Methods: The physicochemical stability of three high-concentration injections (1.5 g of cefuroxime sodium in 15 mL, 16 mL and 18 mL of water for injection (WFI)) were studied in two primary packing materials (glass vials and polypropylene syringes). The samples were reconstituted with automation in three mid-sized hospital pharmacies in a good manufacturing practice (GMP) grade A/B cleanroom. During the study, the samples were stored in refrigerated conditions (4°C) and 1.5 g/15 mL solution in ambient temperature (22°C). Cefuroxime and descarbamoyl cefuroxime were analysed by high-performance liquid chromatography with UV detection. In addition, the appearance, pH and uniformity of dosage units were investigated.

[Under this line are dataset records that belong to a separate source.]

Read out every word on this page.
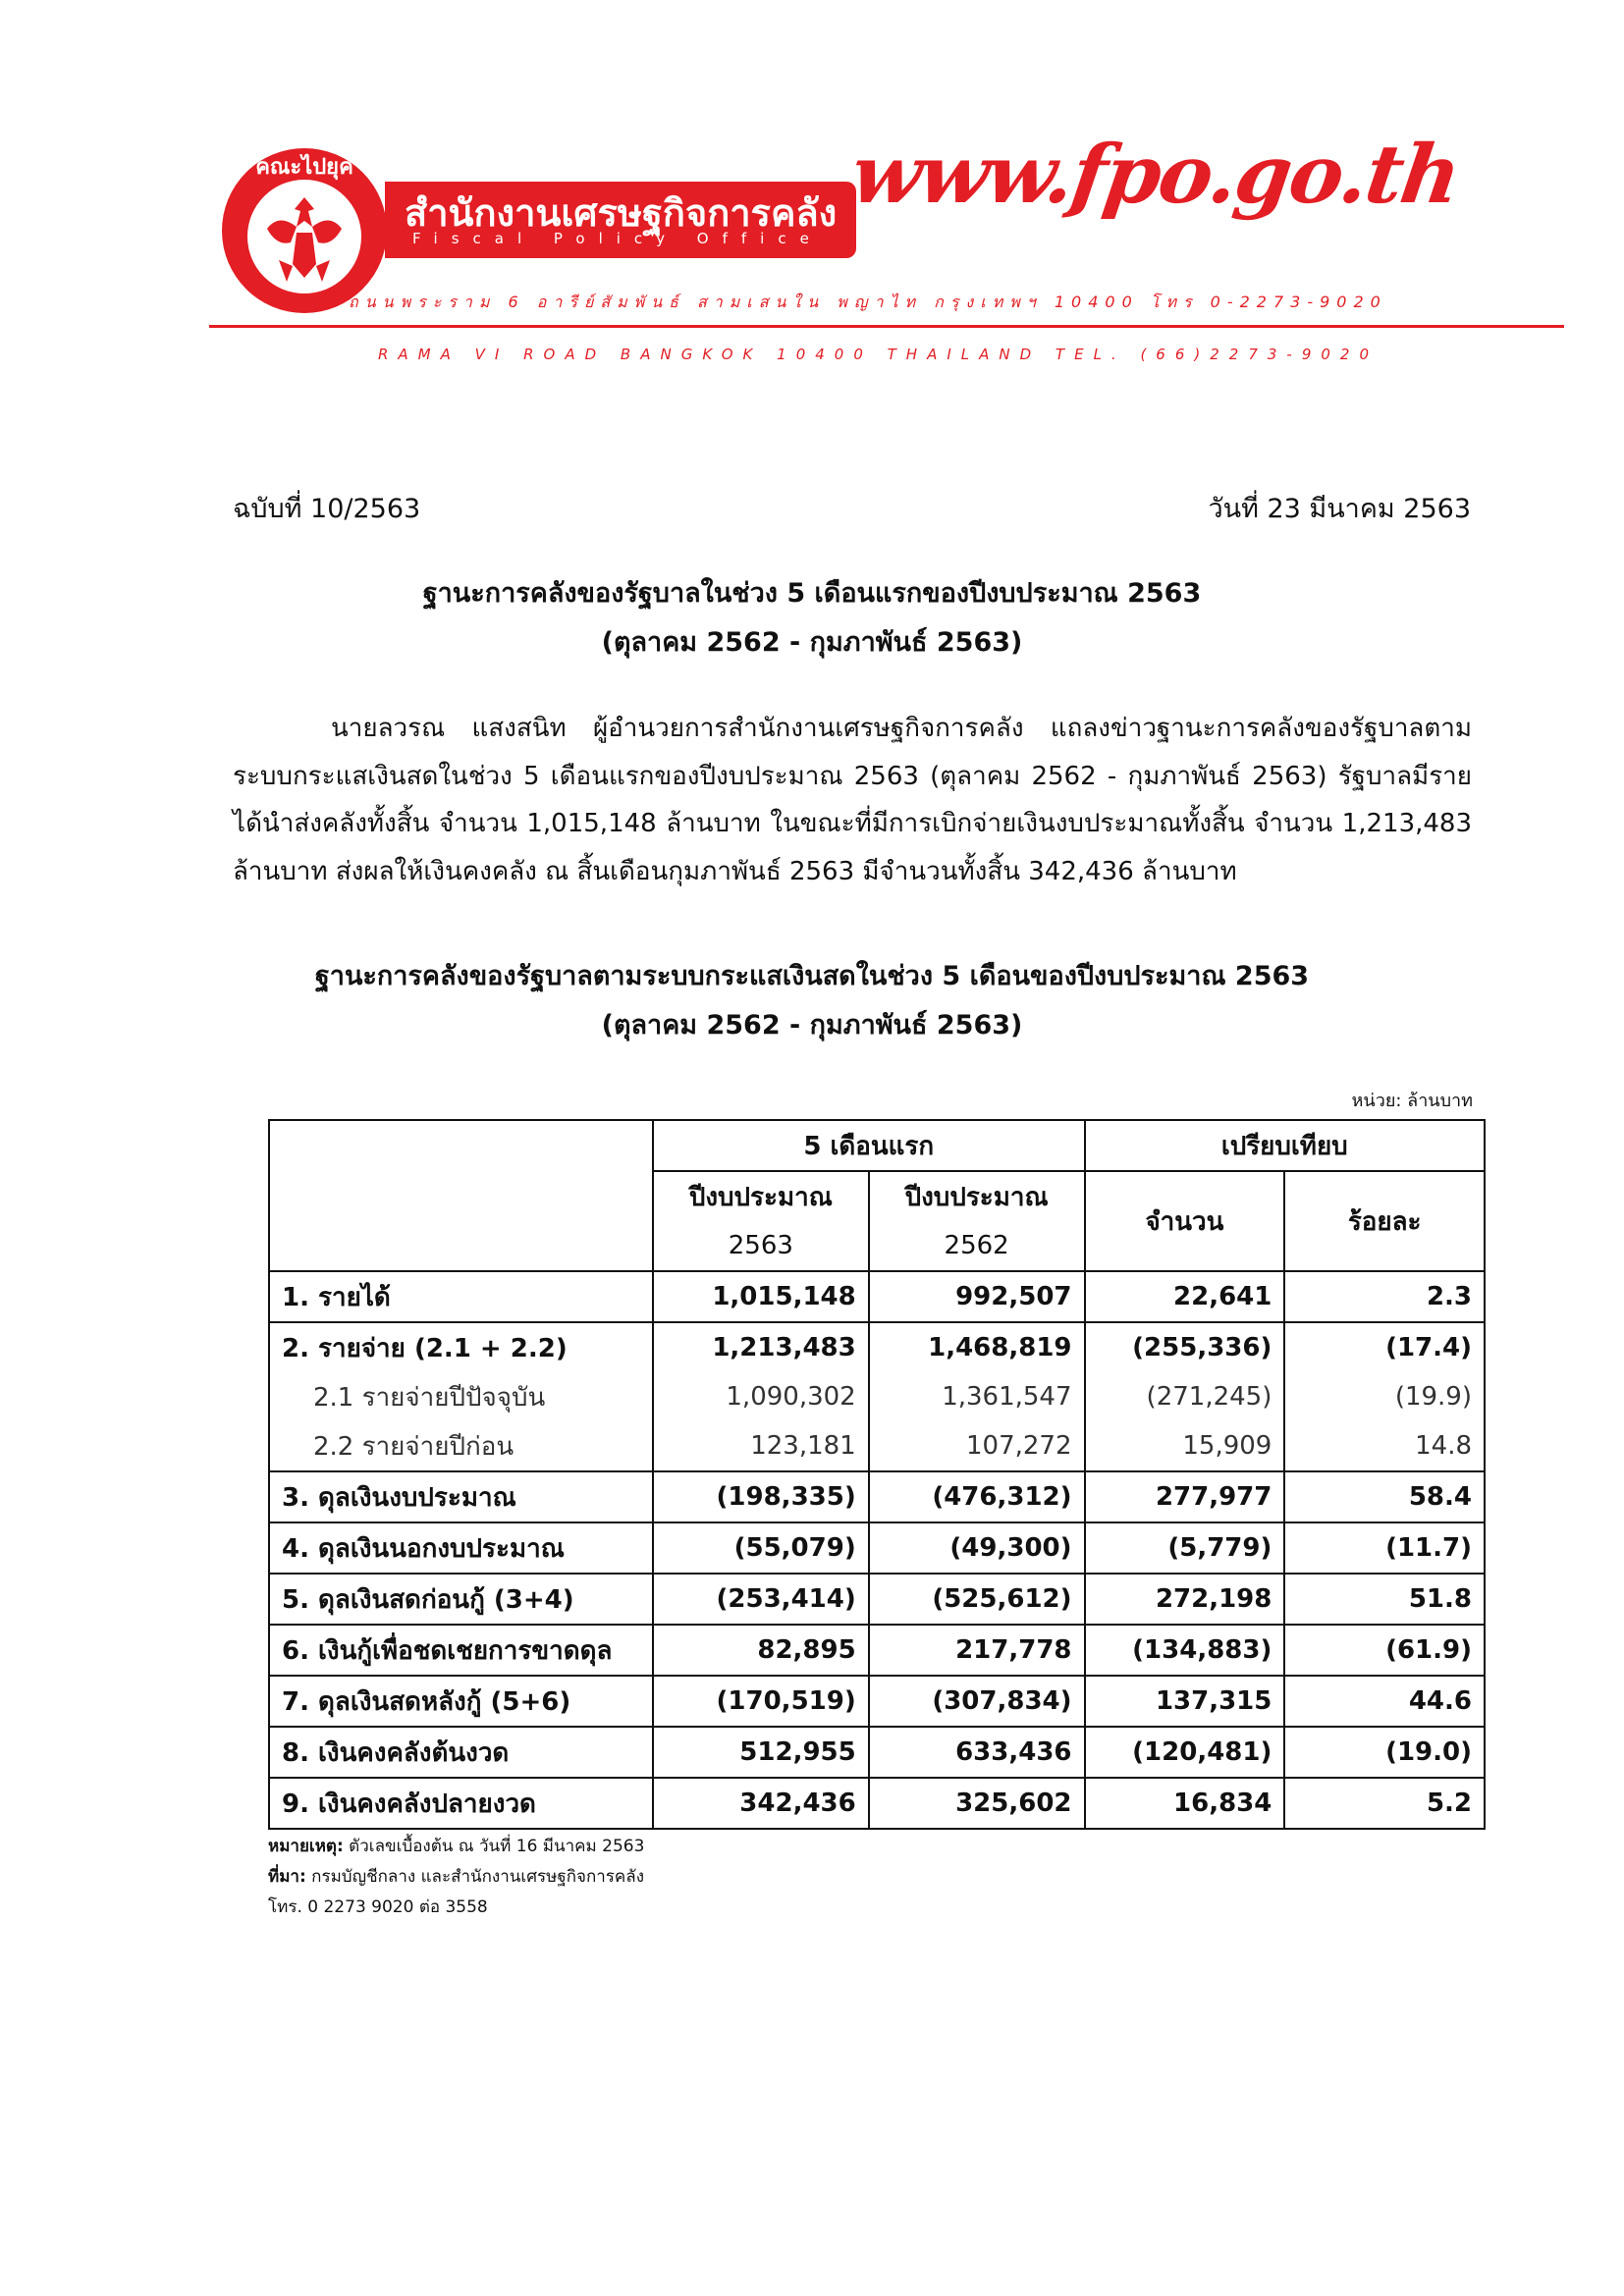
คณะไปยุค
สำนักงานเศรษฐกิจการคลัง
Fiscal Policy Office
www.fpo.go.th
ถนนพระราม 6 อารีย์สัมพันธ์ สามเสนใน พญาไท กรุงเทพฯ 10400 โทร 0-2273-9020
RAMA VI ROAD BANGKOK 10400 THAILAND TEL. (66)2273-9020
ฉบับที่ 10/2563	วันที่ 23 มีนาคม 2563
ฐานะการคลังของรัฐบาลในช่วง 5 เดือนแรกของปีงบประมาณ 2563
(ตุลาคม 2562 - กุมภาพันธ์ 2563)
นายลวรณ แสงสนิท ผู้อำนวยการสำนักงานเศรษฐกิจการคลัง แถลงข่าวฐานะการคลังของรัฐบาลตามระบบกระแสเงินสดในช่วง 5 เดือนแรกของปีงบประมาณ 2563 (ตุลาคม 2562 - กุมภาพันธ์ 2563) รัฐบาลมีรายได้นำส่งคลังทั้งสิ้น จำนวน 1,015,148 ล้านบาท ในขณะที่มีการเบิกจ่ายเงินงบประมาณทั้งสิ้น จำนวน 1,213,483 ล้านบาท ส่งผลให้เงินคงคลัง ณ สิ้นเดือนกุมภาพันธ์ 2563 มีจำนวนทั้งสิ้น 342,436 ล้านบาท
ฐานะการคลังของรัฐบาลตามระบบกระแสเงินสดในช่วง 5 เดือนของปีงบประมาณ 2563
(ตุลาคม 2562 - กุมภาพันธ์ 2563)
หน่วย: ล้านบาท
	5 เดือนแรก		เปรียบเทียบ	
	ปีงบประมาณ	ปีงบประมาณ	จำนวน	ร้อยละ
	2563	2562		
1. รายได้	1,015,148	992,507	22,641	2.3
2. รายจ่าย (2.1 + 2.2)	1,213,483	1,468,819	(255,336)	(17.4)
2.1 รายจ่ายปีปัจจุบัน	1,090,302	1,361,547	(271,245)	(19.9)
2.2 รายจ่ายปีก่อน	123,181	107,272	15,909	14.8
3. ดุลเงินงบประมาณ	(198,335)	(476,312)	277,977	58.4
4. ดุลเงินนอกงบประมาณ	(55,079)	(49,300)	(5,779)	(11.7)
5. ดุลเงินสดก่อนกู้ (3+4)	(253,414)	(525,612)	272,198	51.8
6. เงินกู้เพื่อชดเชยการขาดดุล	82,895	217,778	(134,883)	(61.9)
7. ดุลเงินสดหลังกู้ (5+6)	(170,519)	(307,834)	137,315	44.6
8. เงินคงคลังต้นงวด	512,955	633,436	(120,481)	(19.0)
9. เงินคงคลังปลายงวด	342,436	325,602	16,834	5.2
หมายเหตุ: ตัวเลขเบื้องต้น ณ วันที่ 16 มีนาคม 2563
ที่มา: กรมบัญชีกลาง และสำนักงานเศรษฐกิจการคลัง
โทร. 0 2273 9020 ต่อ 3558
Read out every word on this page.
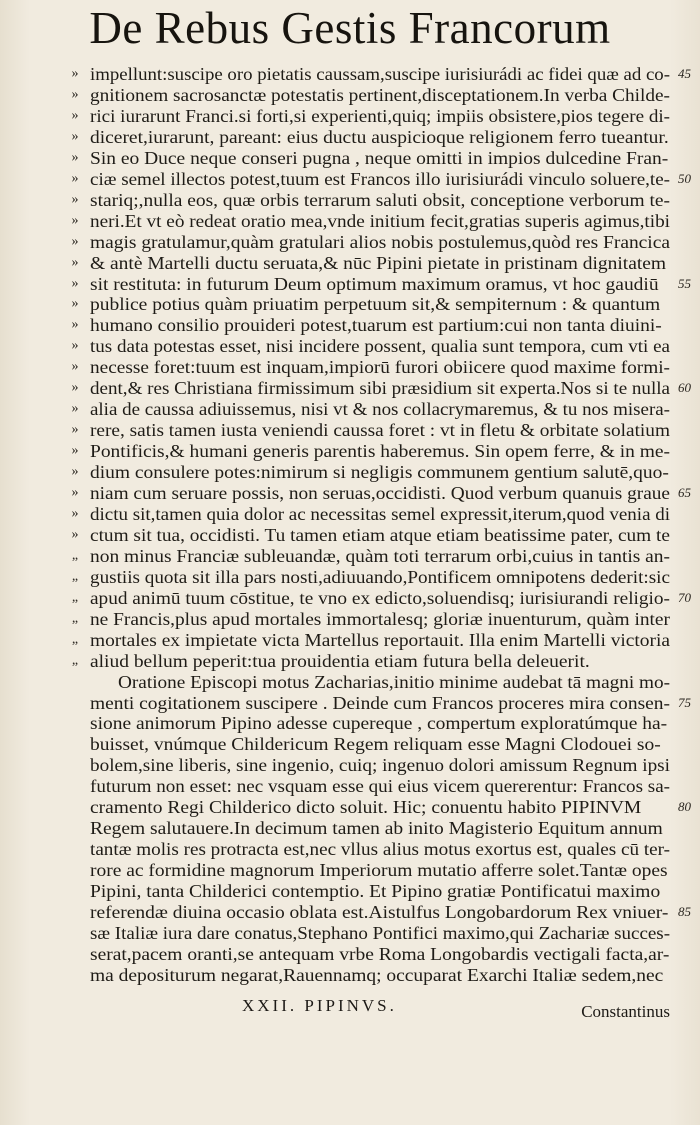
De Rebus Gestis Francorum
» impellunt:suscipe oro pietatis caussam,suscipe iurisiurádi ac fidei quæ ad co- 45
» gnitionem sacrosanctæ potestatis pertinent,disceptationem.In verba Childe-
» rici iurarunt Franci.si forti,si experienti,quiq; impiis obsistere,pios tegere di-
» diceret,iurarunt, pareant: eius ductu auspicioque religionem ferro tueantur.
» Sin eo Duce neque conseri pugna , neque omitti in impios dulcedine Fran-
» ciæ semel illectos potest,tuum est Francos illo iurisiurádi vinculo soluere,te- 50
» stariq;,nulla eos, quæ orbis terrarum saluti obsit, conceptione verborum te-
» neri.Et vt eò redeat oratio mea,vnde initium fecit,gratias superis agimus,tibi
» magis gratulamur,quàm gratulari alios nobis postulemus,quòd res Francica
» & antè Martelli ductu seruata,& nūc Pipini pietate in pristinam dignitatem
» sit restituta: in futurum Deum optimum maximum oramus, vt hoc gaudiū 55
» publice potius quàm priuatim perpetuum sit,& sempiternum : & quantum
» humano consilio prouideri potest,tuarum est partium:cui non tanta diuini-
» tus data potestas esset, nisi incidere possent, qualia sunt tempora, cum vti ea
» necesse foret:tuum est inquam,impiorū furori obiicere quod maxime formi-
» dent,& res Christiana firmissimum sibi præsidium sit experta.Nos si te nulla 60
» alia de caussa adiuissemus, nisi vt & nos collacrymaremus, & tu nos misera-
» rere, satis tamen iusta veniendi caussa foret : vt in fletu & orbitate solatium
» Pontificis,& humani generis parentis haberemus. Sin opem ferre, & in me-
» dium consulere potes:nimirum si negligis communem gentium salutē,quo-
» niam cum seruare possis, non seruas,occidisti. Quod verbum quanuis graue 65
» dictu sit,tamen quia dolor ac necessitas semel expressit,iterum,quod venia di
» ctum sit tua, occidisti. Tu tamen etiam atque etiam beatissime pater, cum te
„ non minus Franciæ subleuandæ, quàm toti terrarum orbi,cuius in tantis an-
„ gustiis quota sit illa pars nosti,adiuuando,Pontificem omnipotens dederit:sic
„ apud animū tuum cōstitue, te vno ex edicto,soluendisq; iurisiurandi religio- 70
„ ne Francis,plus apud mortales immortalesq; gloriæ inuenturum, quàm inter
„ mortales ex impietate victa Martellus reportauit. Illa enim Martelli victoria
„ aliud bellum peperit:tua prouidentia etiam futura bella deleuerit.
Oratione Episcopi motus Zacharias,initio minime audebat tā magni mo-
menti cogitationem suscipere . Deinde cum Francos proceres mira consen- 75
sione animorum Pipino adesse cupereque , compertum exploratúmque ha-
buisset, vnúmque Childericum Regem reliquam esse Magni Clodouei so-
bolem,sine liberis, sine ingenio, cuiq; ingenuo dolori amissum Regnum ipsi
futurum non esset: nec vsquam esse qui eius vicem quererentur: Francos sa-
cramento Regi Childerico dicto soluit. Hic; conuentu habito PIPINVM	80
Regem salutauere.In decimum tamen ab inito Magisterio Equitum annum
tantæ molis res protracta est,nec vllus alius motus exortus est, quales cū ter-
rore ac formidine magnorum Imperiorum mutatio afferre solet.Tantæ opes
Pipini, tanta Childerici contemptio. Et Pipino gratiæ Pontificatui maximo
referendæ diuina occasio oblata est.Aistulfus Longobardorum Rex vniuer- 85
sæ Italiæ iura dare conatus,Stephano Pontifici maximo,qui Zachariæ succes-
serat,pacem oranti,se antequam vrbe Roma Longobardis vectigali facta,ar-
ma depositurum negarat,Rauennamq; occuparat Exarchi Italiæ sedem,nec
XXII. PIPINVS.	Constantinus
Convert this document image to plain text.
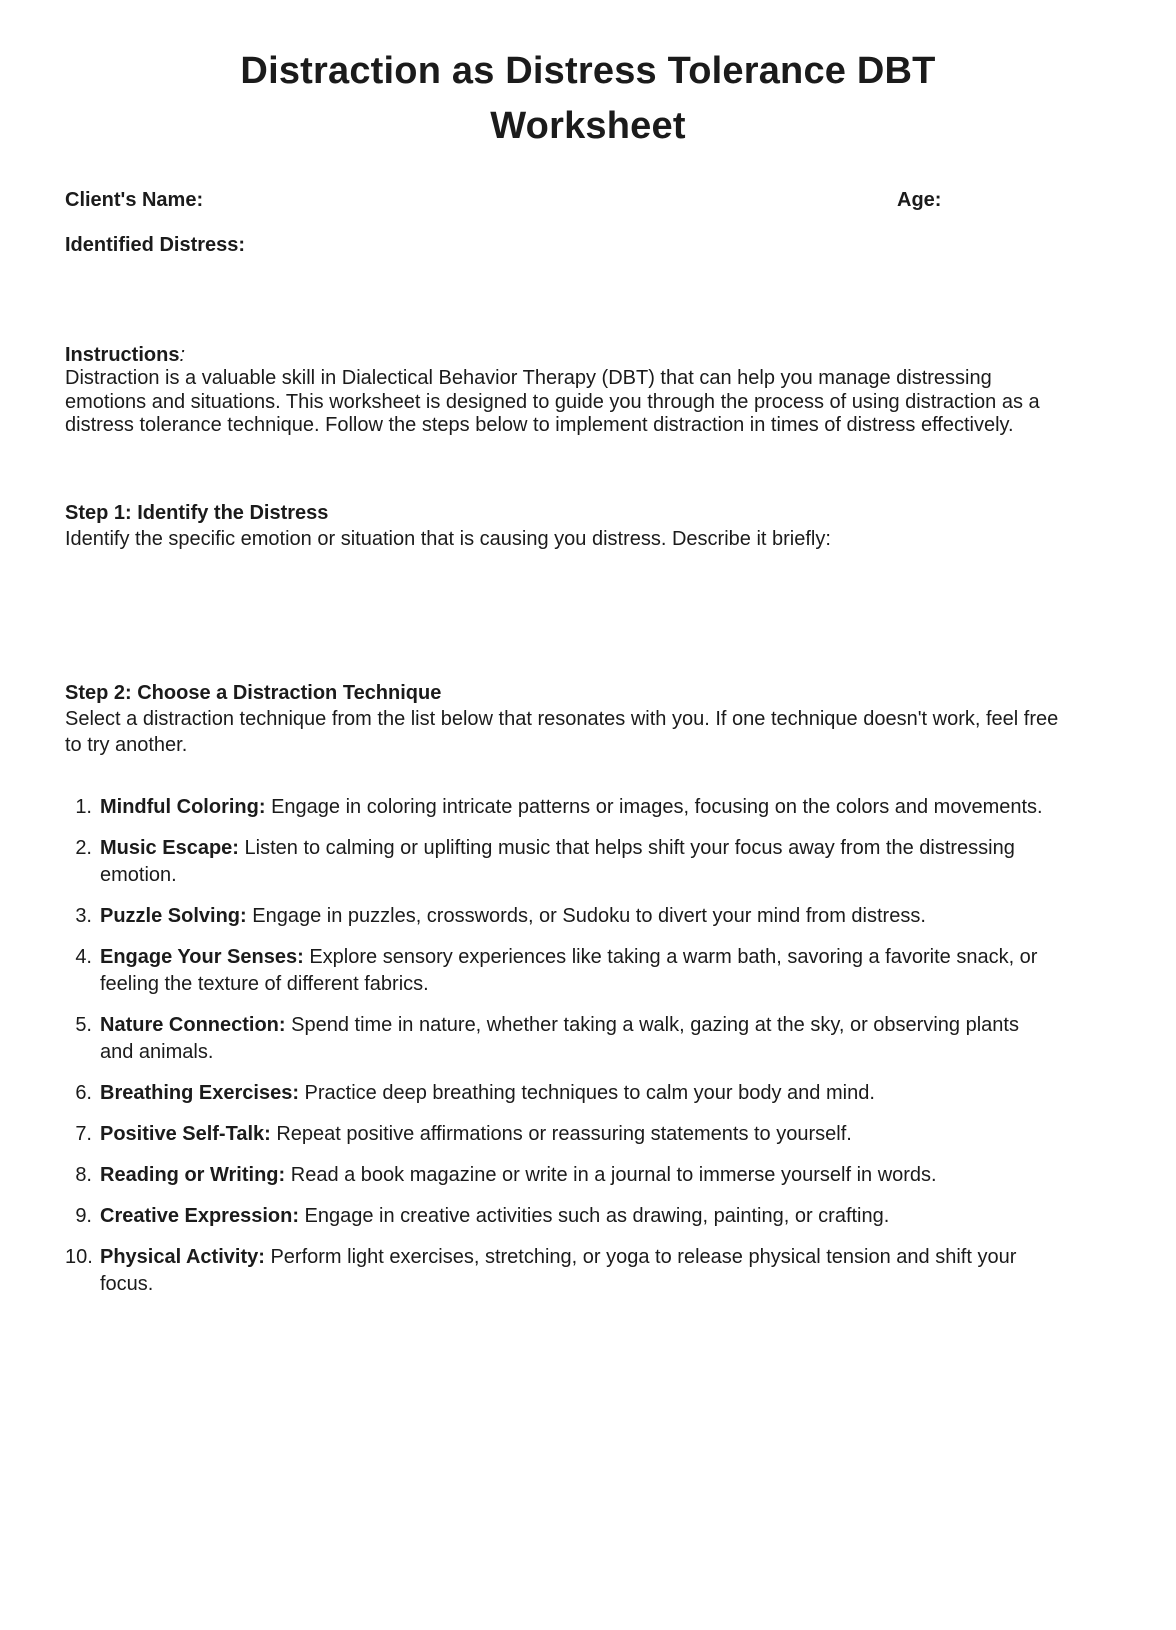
Distraction as Distress Tolerance DBT Worksheet
Client's Name:	Age:
Identified Distress:
Instructions:
Distraction is a valuable skill in Dialectical Behavior Therapy (DBT) that can help you manage distressing emotions and situations. This worksheet is designed to guide you through the process of using distraction as a distress tolerance technique. Follow the steps below to implement distraction in times of distress effectively.
Step 1: Identify the Distress
Identify the specific emotion or situation that is causing you distress. Describe it briefly:
Step 2: Choose a Distraction Technique
Select a distraction technique from the list below that resonates with you. If one technique doesn't work, feel free to try another.
1. Mindful Coloring: Engage in coloring intricate patterns or images, focusing on the colors and movements.
2. Music Escape: Listen to calming or uplifting music that helps shift your focus away from the distressing emotion.
3. Puzzle Solving: Engage in puzzles, crosswords, or Sudoku to divert your mind from distress.
4. Engage Your Senses: Explore sensory experiences like taking a warm bath, savoring a favorite snack, or feeling the texture of different fabrics.
5. Nature Connection: Spend time in nature, whether taking a walk, gazing at the sky, or observing plants and animals.
6. Breathing Exercises: Practice deep breathing techniques to calm your body and mind.
7. Positive Self-Talk: Repeat positive affirmations or reassuring statements to yourself.
8. Reading or Writing: Read a book magazine or write in a journal to immerse yourself in words.
9. Creative Expression: Engage in creative activities such as drawing, painting, or crafting.
10. Physical Activity: Perform light exercises, stretching, or yoga to release physical tension and shift your focus.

Results: The freshly prepared cefuroxime injections fulfilled the criteria of content uniformity (acceptance value (AV) <15). A significant decrease in concentration of cefuroxime and increase in content of descarbamoyl cefuroxime was observed in all injections. Cefuroxime aqueous injections were physiochemically stable for up to 14 days under refrigeration storage. The relative content of descarbamoyl cefuroxime remained under 3% at 4°C. The solution of 1.5 g/15 mL was stable for only 20 hours in formulations stored for the first 14 days at 4°C and then transferred to 22°C. The colour of the solution changed from light yellow to a darker yellow, and the pH value of the solutions increased during storage. Neither primary packing materials, commercial source of cefuroxime sodium nor exposure to light had any significant effect on the stability of formulations.

Conclusions: Although limited, we found the shelf life of high-concentration cefuroxime injections in refrigerated conditions sufficient for centralised antibiotic preparation in hospital pharmacy with automation. The limited shelf life of high-concentration cefuroxime injections must be considered when using these formulations.

Keywords: Automation; CLINICAL MEDICINE; Drug Compounding; PHARMACEUTICAL PREPARATIONS; PHARMACY SERVICE, HOSPITAL.